Resume Examples – Choosing a Resume Format
Let us not forget that the resume objective is to capture the recruiter’s attention in the few seconds he/she has to spare skimming each resume. So, the goal is to strategically place the key information about yourself, like relevant experience and accomplishments at the top of the resume. Once you get a job interview, you can go into more detail about yourself.
To choose the right format, first evaluate your career history and what how you would ideally want your career to be like in the future. Then choose between:
- Chronological format – Great format if you have been in the same industry for the majority of your career, have no major employment gaps (no more than six months is the rule of thumb), your work history shows promotions or growth, and want to apply for another job (in the same industry). Go on google and type “resume sample with chronological format” to see some examples.
- Functional format – Probably the best format for people that have taken some time off and are now re-entering the workforce, as well as new graduates with little to no work experience. Its format does not focus on employment history, rather than the candidate’s skills, including transferable ones if they are changing career paths. However, it needs to be done extremely well to make a good impact and by no means should it be used to hide employment gaps. Go on Google and type “resume sample with a functional format” to see some examples.
- Combination (Hybrid) format – It is a combination of the functional and chronological resumes and is ideal to use if you have notable gaps in your employment history but a decent work experience (i.e. a veteran re-entering the workforce). This format maintains the chronological style but pinpoints accomplishments and skills just as much as it does with work experience. It is a great option to take the focus off of work gaps without making it feel like you are trying to hide something. If you search on Google, you will see what a resume with combination format looks like.
CV or Resume Sample?
Many people confuse a CV (curriculum vitae) with a resume. However, these two are nothing alike regarding length, purpose, and layout. For example, a CV has a clear chronological order that lists a candidate’s entire career while a resume will only provide a brief, targeted list of achievements and skills. To see the difference, look at resume sample for an internship position online, and CV sample for a Science position.

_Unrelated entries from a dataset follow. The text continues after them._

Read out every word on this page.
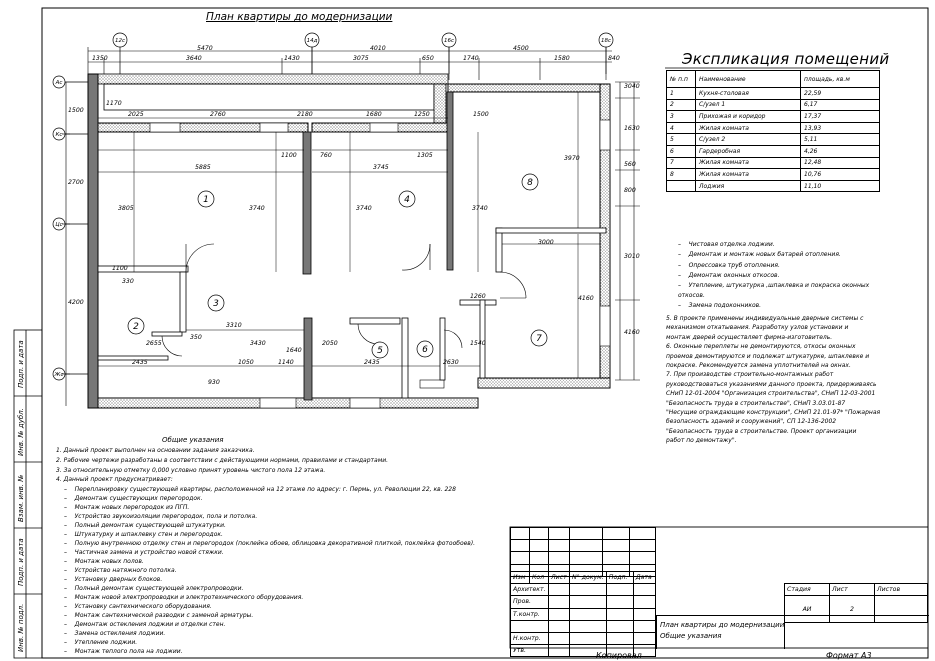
5470	4010	4500
1350	3640	1430	3075	650	1740	1580	840
1170
2025	2760	2180	1680	1250	1500
1100	760	1305
5885	3745
3970
3805	3740	3740	3740
1500
2700
4200
1100
330
3000
1260
3310
2655	3430
350
1640
2050	1540
2630
2435	1050	1140	2435
930
4160
1630
560
800
3010
4160
3040
1
2
3
4
5	6
7
8
12с	14д	16с	18с
Ас
Кс
Цс
Жс
План квартиры до модернизации
Экспликация помещений
№ п.п	Наименование	площадь, кв.м
1	Кухня-столовая	22,59
2	С/узел 1	6,17
3	Прихожая и коридор	17,37
4	Жилая комната	13,93
5	С/узел 2	5,11
6	Гардеробная	4,26
7	Жилая комната	12,48
8	Жилая комната	10,76
	Лоджия	11,10
–    Чистовая отделка лоджии.
–    Демонтаж и монтаж новых батарей отопления.
–    Опрессовка труб отопления.
–    Демонтаж оконных откосов.
–    Утепление, штукатурка ,шпаклевка и покраска оконных откосов.
–    Замена подоконников.
5. В проекте применены индивидуальные дверные системы с
механизмом откатывания. Разработку узлов установки и
монтаж дверей осуществляет фирма-изготовитель.
6. Оконные переплеты не демонтируются, откосы оконных
проемов демонтируются и подлежат штукатурке, шпаклевке и
покраске. Рекомендуется замена уплотнителей на окнах.
7. При производстве строительно-монтажных работ
руководствоваться указаниями данного проекта, придерживаясь
СНиП 12-01-2004 "Организация строительства", СНиП 12-03-2001
"Безопасность труда в строительстве", СНиП 3.03.01-87
"Несущие ограждающие конструкции", СНиП 21.01-97* "Пожарная
безопасность зданий и сооружений", СП 12-136-2002
"Безопасность труда в строительстве. Проект организации
работ по демонтажу".
Общие указания
1. Данный проект выполнен на основании задания заказчика.
2. Рабочие чертежи разработаны в соответствии с действующими нормами, правилами и стандартами.
3. За относительную отметку 0,000 условно принят уровень чистого пола 12 этажа.
4. Данный проект предусматривает:
–    Перепланировку существующей квартиры, расположенной на 12 этаже по адресу: г. Пермь, ул. Революции 22, кв. 228
–    Демонтаж существующих перегородок.
–    Монтаж новых перегородок из ПГП.
–    Устройство звукоизоляции перегородок, пола и потолка.
–    Полный демонтаж существующей штукатурки.
–    Штукатурку и шпаклевку стен и перегородок.
–    Полную внутреннюю отделку стен и перегородок (поклейка обоев, облицовка декоративной плиткой, поклейка фотообоев).
–    Частичная замена и устройство новой стяжки.
–    Монтаж новых полов.
–    Устройство натяжного потолка.
–    Установку дверных блоков.
–    Полный демонтаж существующей электропроводки.
–    Монтаж новой электропроводки и электротехнического оборудования.
–    Установку сантехнического оборудования.
–    Монтаж сантехнической разводки с заменой арматуры.
–    Демонтаж остекления лоджии и отделки стен.
–    Замена остекления лоджии.
–    Утепление лоджии.
–    Монтаж теплого пола на лоджии.
Подп. и дата
Инв. № дубл.
Взам. инв. №
Подп. и дата
Инв. № подл.
Изм	Кол	Лист	N° докум.	Подп.	Дата
Архитект.					
Пров.					
Т.контр.					

Н.контр.					
Утв.					

Стадия	Лист	Листов
АИ	2	
План квартиры до модернизации
Общие указания
Копировал	Формат А3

The difference is evident.
CV vs Resume Tips
- Use a resume when you apply for jobs other than research and academic positions.
- Resumes are only one or two pages long. Making them longer or more detailed instantly turns them into CVs.
- CVs are not tailored to each position, unlike resumes. Any changes are mentioned in the cover letter.
When trying to craft your own resume, things could be a bit challenging at first. So, it might be a good idea to start with a resume sample (there are thousands of free resume samples online) and just type in your details. Kindly note, though, that it is always best to write unique resumes, tailored to the specificities of each job.